Y el coche Simon Rhodes condujo directamente hacia la entrada del edificio.

Dentro del coche.

Ashley Shaw, viendo que el coche entraba en el complejo, rápidamente dijo:
—Puedes dejarnos en la entrada; podemos entrar caminando nosotras mismas.

—Sin problema.

Con esas pocas palabras, Cillian Xavier entró directamente.

Cuando estaban a cuatro o cinco metros del edificio de Ariana Grant, Cillian notó un Maybach estacionado en la entrada, su expresión se congeló instantáneamente.

Una matrícula con números repetidos, y un Maybach, se podía adivinar fácilmente de quién era el coche.

Casi al instante, Cillian vio a Warren Prescott de pie entre las sombras.

Aunque en las sombras, su silueta estaba dibujada por la luz de la luna, irradiando una frialdad distintiva.

Era efectivamente Warren…

En medio de la noche, ¿qué está haciendo abajo en su casa?

Ashley Shaw y Ariana Grant sentadas atrás, completamente ajenas.

Al ver que el coche se detenía, justo en la entrada del edificio, ambas recogieron sus bolsas para salir.

—Gracias por el viaje especial para dejarnos, ve rápido al hospital y recuerda conducir con seguridad.

Ariana también saludó con la mano:
—¡Adiós, compañero Cillian!

Gracias por traernos de vuelta.

Cillian seguía observando a Warren Prescott.

Su coche tenía película anti-espía; desde fuera no se podía ver hacia adentro.

Pero extrañamente, sintió que Warren ya lo había visto.

Al escuchar las palabras de despedida, Cillian volvió en sí.

—Espera un momento…

Ashley se detuvo, la confusión evidente en sus ojos.

—¿Qué pasa?

Cillian no sabía por qué, pero simplemente no quería que Ashley saliera del coche.

Rápidamente encontró una excusa.

—¿No dejaste un cargador en mi coche?

Ashley levantó los párpados:
—Sí, recuerdo haber traído un cargador, pero por más que busqué, no pude encontrarlo.

—Lo dejé en la entrada de la habitación de mi hermana, ¿lo viste cuando saliste?
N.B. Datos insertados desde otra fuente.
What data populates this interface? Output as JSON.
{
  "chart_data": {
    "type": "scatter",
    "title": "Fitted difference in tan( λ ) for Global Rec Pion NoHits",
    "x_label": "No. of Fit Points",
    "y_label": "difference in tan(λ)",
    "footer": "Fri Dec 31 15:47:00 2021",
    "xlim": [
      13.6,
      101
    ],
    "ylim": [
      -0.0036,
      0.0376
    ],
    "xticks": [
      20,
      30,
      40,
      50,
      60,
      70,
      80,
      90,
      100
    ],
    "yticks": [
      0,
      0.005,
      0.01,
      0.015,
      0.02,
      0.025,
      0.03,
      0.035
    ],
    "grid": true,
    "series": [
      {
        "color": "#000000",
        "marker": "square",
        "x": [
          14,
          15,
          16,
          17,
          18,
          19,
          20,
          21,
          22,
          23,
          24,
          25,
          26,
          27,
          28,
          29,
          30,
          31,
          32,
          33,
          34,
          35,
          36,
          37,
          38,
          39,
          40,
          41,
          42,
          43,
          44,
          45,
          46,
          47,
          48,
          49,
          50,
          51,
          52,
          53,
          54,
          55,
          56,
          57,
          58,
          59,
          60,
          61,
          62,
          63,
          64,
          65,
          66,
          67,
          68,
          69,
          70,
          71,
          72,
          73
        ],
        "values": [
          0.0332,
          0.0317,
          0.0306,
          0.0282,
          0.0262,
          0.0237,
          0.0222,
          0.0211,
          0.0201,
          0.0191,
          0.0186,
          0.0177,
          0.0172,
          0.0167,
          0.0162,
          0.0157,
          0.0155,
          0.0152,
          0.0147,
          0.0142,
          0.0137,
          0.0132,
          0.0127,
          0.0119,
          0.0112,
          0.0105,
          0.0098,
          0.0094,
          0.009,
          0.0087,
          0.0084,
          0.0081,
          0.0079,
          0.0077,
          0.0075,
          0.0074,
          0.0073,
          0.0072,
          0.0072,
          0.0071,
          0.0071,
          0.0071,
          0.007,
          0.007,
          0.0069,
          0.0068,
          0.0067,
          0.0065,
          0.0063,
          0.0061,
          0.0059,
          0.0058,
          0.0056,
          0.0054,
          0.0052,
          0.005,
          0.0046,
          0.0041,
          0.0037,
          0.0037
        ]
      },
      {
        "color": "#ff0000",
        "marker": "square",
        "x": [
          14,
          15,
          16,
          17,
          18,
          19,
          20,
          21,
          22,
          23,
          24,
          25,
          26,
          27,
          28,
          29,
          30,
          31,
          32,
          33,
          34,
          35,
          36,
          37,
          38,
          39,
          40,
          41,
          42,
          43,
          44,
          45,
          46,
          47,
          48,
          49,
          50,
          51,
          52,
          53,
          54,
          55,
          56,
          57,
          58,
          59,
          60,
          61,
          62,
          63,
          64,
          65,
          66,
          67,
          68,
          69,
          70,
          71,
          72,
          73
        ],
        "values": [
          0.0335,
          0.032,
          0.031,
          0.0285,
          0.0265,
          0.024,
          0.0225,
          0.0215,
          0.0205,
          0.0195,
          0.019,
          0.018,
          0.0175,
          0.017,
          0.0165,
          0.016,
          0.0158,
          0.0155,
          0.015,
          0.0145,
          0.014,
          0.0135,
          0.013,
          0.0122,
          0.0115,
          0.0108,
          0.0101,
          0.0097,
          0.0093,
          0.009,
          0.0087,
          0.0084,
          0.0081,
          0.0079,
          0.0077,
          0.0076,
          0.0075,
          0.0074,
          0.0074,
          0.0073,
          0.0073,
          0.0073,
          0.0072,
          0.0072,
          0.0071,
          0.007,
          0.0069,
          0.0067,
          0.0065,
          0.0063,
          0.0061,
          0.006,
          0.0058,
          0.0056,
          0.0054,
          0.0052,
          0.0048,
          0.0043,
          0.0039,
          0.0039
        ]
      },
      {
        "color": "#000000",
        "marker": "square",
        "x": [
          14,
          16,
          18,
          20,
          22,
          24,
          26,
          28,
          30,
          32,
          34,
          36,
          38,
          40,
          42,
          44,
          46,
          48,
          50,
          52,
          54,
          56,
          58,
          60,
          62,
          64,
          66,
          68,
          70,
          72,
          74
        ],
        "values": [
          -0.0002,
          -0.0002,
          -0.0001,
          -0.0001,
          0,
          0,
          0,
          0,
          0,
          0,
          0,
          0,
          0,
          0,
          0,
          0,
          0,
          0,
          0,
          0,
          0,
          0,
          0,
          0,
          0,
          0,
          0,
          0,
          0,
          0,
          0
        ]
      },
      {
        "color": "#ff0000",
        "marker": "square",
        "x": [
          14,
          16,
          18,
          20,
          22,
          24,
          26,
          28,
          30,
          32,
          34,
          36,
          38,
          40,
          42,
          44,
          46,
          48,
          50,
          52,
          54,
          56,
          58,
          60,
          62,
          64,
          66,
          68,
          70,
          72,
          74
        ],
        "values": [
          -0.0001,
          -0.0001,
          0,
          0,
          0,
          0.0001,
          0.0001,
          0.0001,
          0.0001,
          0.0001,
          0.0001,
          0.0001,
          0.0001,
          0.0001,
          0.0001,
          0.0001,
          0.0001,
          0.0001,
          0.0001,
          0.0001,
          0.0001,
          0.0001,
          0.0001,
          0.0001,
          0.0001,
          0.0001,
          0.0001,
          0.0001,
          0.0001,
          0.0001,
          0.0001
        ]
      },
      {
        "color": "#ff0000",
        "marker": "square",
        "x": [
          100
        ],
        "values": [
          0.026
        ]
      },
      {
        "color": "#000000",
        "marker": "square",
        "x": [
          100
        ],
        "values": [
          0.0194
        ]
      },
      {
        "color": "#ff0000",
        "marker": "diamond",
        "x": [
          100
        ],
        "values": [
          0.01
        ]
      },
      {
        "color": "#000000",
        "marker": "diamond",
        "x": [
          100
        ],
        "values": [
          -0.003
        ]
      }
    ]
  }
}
Ashley negó con la cabeza:
—No, ¿lo dejaste junto a la puerta?

—Sí, déjame llamar a casa y preguntar al sirviente.

Ashley dijo rápidamente:
—No hace falta esa molestia, es solo un cargador, compraré otro en la tienda de teléfonos frente al complejo mañana.

Ve al hospital, la señorita Bond ya debería estar allí, no desperdiciaré tu tiempo, ¡adiós!

Con eso, Ashley abrió la puerta del coche y salió.

Cillian todavía quería decir algo, pero luchaba por encontrar una razón para hacer que se quedara.

Instintivamente quería abrir la puerta del coche y seguirla, pero justo entonces su teléfono sonó con urgencia.

Claire Xavier estaba llamando.

Cillian no tuvo más remedio que contestar la llamada.

—¿Hola, hermana?

—¿Ya llegaron Ashley y Ariana?

—Sí, acaban de llegar.

—Entonces date prisa en volver —dijo Claire.

Hizo una pausa y añadió:
— La situación de Ivy Bond no es buena.

La mano de Cillian se detuvo en la puerta del coche, agarrando el teléfono con más fuerza:
—¿Qué quieres decir con ‘no es buena’?

—En fin…

ven y compruébalo tú mismo.

Eso es todo, voy a colgar ahora.

La llamada se cortó rápidamente.

Si esta llamada hubiera venido de sus padres, probablemente sería una estratagema para hacer que se apresurara.

Pero esta llamada era de su hermana.

Eso significaba que Ivy Bond realmente estaba en problemas.

Pero, ¿no fue solo una caída?

¿Cómo podría estar “no bien”?

Cillian no se detuvo más, cerró la puerta del coche ligeramente abierta, luego bajó la ventanilla.